Parce qu’à partir du moment où les candidats, « investis » ou non, et surtout les gagnants, pour chaque élection ou nomination pour un truc à indemnités financées sur dette publique genre le Conseil Constitutionnel (c’est envisageable qu’il ne se soit pas trompé, le reporter radio qui a évoqué 11000 euros mensuels d’indemnités pour ces fonctions à peu près systématiquement occupées par de hauts personnages déjà multi-retraités sur régimes spéciaux qui partagent à temps très partiel leur sagesse acquise après des études et une carrière sur fonds publics ?), le Château de Versailles ou autre spécialité fromagère nationale (pas exportée ?) ont au moins l’âge de la retraite des « vrais gens », ni le chômisme de masse des djeuns, ni une propension à des pensées et pratiques politiques d’outre-siècle, sinon des mémoires d’outre-tombe, ne sont très surprenantes au pays des politiciens professionnels « forever young« .
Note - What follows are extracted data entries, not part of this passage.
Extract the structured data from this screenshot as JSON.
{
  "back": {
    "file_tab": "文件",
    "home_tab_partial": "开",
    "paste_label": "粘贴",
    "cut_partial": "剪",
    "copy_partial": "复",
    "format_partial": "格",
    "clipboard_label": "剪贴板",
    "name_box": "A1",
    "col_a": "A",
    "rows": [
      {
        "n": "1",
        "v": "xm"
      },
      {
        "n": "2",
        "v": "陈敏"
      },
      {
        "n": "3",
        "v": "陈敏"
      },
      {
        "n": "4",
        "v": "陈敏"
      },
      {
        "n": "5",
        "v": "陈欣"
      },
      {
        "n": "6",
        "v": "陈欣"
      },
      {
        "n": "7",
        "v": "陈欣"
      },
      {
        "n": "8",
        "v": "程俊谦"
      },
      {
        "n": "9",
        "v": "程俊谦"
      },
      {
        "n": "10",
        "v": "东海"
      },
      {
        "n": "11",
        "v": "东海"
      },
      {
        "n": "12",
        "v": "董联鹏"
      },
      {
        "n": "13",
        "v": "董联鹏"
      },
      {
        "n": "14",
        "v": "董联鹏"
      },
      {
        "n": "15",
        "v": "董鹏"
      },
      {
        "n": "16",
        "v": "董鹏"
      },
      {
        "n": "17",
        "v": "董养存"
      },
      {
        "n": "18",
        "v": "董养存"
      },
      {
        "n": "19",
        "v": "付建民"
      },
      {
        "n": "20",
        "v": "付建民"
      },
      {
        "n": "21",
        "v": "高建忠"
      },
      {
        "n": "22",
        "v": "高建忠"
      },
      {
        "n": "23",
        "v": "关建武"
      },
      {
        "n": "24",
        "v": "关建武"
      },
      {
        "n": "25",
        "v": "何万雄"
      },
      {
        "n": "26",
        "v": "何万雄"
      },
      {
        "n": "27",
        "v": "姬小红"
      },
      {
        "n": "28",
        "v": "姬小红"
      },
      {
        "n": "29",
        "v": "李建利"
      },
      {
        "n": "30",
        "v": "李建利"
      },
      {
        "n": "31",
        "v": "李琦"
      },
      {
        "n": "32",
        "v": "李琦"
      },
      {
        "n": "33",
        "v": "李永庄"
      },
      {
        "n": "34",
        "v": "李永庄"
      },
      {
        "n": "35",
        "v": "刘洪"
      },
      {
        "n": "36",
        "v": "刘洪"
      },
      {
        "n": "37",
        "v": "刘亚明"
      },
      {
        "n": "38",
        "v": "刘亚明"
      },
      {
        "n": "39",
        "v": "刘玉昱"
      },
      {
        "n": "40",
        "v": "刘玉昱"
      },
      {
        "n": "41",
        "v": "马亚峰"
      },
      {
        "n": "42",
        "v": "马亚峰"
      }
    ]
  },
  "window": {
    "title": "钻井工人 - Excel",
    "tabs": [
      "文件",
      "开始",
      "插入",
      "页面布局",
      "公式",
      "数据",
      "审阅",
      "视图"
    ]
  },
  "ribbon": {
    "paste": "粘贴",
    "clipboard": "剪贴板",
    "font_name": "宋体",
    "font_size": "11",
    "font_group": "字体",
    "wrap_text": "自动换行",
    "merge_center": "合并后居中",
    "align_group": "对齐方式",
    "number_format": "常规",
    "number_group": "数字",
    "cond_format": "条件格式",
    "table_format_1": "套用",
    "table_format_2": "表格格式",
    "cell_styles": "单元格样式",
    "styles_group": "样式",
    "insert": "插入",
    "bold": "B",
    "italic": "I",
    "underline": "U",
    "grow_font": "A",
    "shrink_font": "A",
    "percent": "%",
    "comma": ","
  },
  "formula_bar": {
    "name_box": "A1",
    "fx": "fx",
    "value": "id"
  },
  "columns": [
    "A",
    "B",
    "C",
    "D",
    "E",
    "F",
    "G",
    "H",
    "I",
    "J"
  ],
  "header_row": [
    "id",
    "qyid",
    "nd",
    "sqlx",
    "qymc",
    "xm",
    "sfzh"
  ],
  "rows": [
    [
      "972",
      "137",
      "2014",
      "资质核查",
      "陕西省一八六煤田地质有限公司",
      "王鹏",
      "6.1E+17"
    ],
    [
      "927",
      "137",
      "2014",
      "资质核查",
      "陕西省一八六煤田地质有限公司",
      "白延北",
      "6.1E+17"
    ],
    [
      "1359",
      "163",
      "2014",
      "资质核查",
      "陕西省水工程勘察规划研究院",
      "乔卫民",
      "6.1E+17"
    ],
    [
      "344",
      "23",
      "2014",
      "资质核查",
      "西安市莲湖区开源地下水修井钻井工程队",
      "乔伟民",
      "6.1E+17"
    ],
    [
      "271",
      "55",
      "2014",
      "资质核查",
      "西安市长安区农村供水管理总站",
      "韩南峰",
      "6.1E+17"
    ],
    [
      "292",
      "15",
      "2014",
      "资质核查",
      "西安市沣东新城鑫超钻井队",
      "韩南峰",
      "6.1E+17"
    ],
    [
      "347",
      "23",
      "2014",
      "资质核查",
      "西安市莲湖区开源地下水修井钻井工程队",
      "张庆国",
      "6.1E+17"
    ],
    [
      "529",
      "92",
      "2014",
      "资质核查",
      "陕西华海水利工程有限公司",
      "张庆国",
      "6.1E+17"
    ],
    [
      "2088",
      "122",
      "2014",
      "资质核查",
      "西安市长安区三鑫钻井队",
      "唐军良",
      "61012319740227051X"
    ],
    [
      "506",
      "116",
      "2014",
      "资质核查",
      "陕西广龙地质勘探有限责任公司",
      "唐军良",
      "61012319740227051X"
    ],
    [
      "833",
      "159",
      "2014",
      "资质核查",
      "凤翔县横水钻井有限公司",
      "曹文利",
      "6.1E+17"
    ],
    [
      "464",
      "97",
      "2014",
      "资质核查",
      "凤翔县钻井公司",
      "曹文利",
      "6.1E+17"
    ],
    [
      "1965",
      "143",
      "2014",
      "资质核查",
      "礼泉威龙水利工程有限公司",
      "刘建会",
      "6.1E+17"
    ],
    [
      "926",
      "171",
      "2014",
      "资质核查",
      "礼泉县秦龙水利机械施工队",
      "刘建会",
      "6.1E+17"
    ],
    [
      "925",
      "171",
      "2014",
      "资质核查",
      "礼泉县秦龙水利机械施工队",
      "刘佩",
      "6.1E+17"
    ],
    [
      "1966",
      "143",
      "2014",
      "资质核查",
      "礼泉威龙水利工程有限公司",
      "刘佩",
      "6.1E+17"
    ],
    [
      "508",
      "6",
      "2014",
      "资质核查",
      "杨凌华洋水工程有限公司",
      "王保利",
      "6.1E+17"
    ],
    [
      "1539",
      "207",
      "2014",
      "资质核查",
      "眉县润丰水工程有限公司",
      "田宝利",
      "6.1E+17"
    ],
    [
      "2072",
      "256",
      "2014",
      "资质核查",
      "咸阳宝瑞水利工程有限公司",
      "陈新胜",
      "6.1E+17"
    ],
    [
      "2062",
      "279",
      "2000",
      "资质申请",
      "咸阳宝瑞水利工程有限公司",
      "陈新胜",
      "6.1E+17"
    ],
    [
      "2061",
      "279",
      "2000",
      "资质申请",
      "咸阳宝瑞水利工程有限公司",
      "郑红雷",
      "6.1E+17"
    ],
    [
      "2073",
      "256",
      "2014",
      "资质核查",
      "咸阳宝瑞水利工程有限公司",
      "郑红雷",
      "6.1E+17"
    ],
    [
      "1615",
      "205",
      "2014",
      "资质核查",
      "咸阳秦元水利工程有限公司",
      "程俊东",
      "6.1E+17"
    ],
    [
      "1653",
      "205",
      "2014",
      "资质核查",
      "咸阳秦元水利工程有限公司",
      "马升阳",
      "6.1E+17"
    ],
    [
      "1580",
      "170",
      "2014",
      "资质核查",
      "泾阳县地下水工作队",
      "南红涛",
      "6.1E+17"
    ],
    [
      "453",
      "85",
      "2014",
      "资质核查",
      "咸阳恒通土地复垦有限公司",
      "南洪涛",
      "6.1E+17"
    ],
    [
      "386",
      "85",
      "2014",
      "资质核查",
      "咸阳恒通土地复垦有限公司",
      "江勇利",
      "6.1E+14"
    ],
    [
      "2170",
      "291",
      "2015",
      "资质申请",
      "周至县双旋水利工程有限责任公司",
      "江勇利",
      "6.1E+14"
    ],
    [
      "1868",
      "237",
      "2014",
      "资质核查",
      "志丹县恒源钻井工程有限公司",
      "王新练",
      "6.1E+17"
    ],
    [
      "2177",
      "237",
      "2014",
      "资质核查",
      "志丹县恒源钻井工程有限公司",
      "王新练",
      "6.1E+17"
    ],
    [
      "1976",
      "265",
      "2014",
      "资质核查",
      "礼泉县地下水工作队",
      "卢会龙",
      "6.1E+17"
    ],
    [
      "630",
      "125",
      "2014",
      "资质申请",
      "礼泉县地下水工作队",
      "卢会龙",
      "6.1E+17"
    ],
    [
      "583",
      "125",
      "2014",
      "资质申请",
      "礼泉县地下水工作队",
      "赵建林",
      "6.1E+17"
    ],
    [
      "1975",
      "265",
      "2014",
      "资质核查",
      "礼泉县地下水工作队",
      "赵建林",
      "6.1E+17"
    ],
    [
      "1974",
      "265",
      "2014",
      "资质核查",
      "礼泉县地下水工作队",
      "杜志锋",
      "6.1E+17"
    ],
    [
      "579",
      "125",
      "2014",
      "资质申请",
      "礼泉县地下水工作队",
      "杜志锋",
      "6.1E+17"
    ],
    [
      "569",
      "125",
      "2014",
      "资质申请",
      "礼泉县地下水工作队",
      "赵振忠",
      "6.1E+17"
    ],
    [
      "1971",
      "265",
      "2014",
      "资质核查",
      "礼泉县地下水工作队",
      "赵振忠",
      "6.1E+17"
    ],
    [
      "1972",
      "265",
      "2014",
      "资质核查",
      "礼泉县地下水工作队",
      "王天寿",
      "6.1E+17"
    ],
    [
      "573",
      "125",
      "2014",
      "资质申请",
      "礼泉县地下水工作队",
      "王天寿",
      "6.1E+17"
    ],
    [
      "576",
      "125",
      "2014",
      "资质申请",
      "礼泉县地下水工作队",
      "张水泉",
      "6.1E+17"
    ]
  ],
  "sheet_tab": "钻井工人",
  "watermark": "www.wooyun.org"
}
Alors évidemment, certains font assez bien illusion avec des frasques sexuelles de jeune marié en voyage de noce aux Amériques, d’autres font tellement tout le temps référence à Grenelle qu’on les croirait toujours verts même s’ils le sont moins à tous égards que le gazon du stade de Valenciennes, d’autres enfin jouent les potaches aux universités d’été tandis que l’auto-bronzant télévisuel popularisé par Séguéla au siècle dernier permet de faire illusion aux plus cacochymes et anecdotiques des candidatures de témoignage qui permettent de passer à la TV et de vendre des bouquins écrits par les djeuns stagiaires d’été aux bibliothécaires militants (en général ça fait entre 200 et 400 ex.), aux sympathisants (selon le nombre de passages publicitaires dans les émissions de débats d’auto-satisfaction, ça peut aller chercher 300 à 500 exemplaires) et aux usines de recyclage de papier (en général la majeure partie du tirage financé hors comptes de campagne mais pas trop souvent sur fonds propres de l’auteur officiel). Il fut un temps où l’on disait que les cliniques du bord du Lac de Genève vendant des cellules fraiches de mouton ou autres perlimpimpin de l’éternelle jeunesse avaient une belle clientèle française mais soit ça marche moins bien que le disent les publicités dans les magazines à couverture en papier glacé distribués dans les club-house de golf et les salles d’attentes des conseillers fiscaux ou publipostés sous enveloppe anonymes dans les palais républicains, soit à force de ne discuter qu’avec les conseillers financiers des exilés fiscaux du siècle dernier, avec les sportifs patriotes cherchant la tranquilité et l’anonymat helvétique ou avec les derniers survivants de Vichy sur Léman, les neurones se spécialisent quand même pas mal sous le botox et le « think out of the box » et remplacé par le « don’t disturb Pandora » chez celles et ceux qui sont aux manettes du Titanic depuis que l’assurance-maladie rembourse en AAA les coupe-faims pour gens trop gavés souffrant d’ostéoporose précoce.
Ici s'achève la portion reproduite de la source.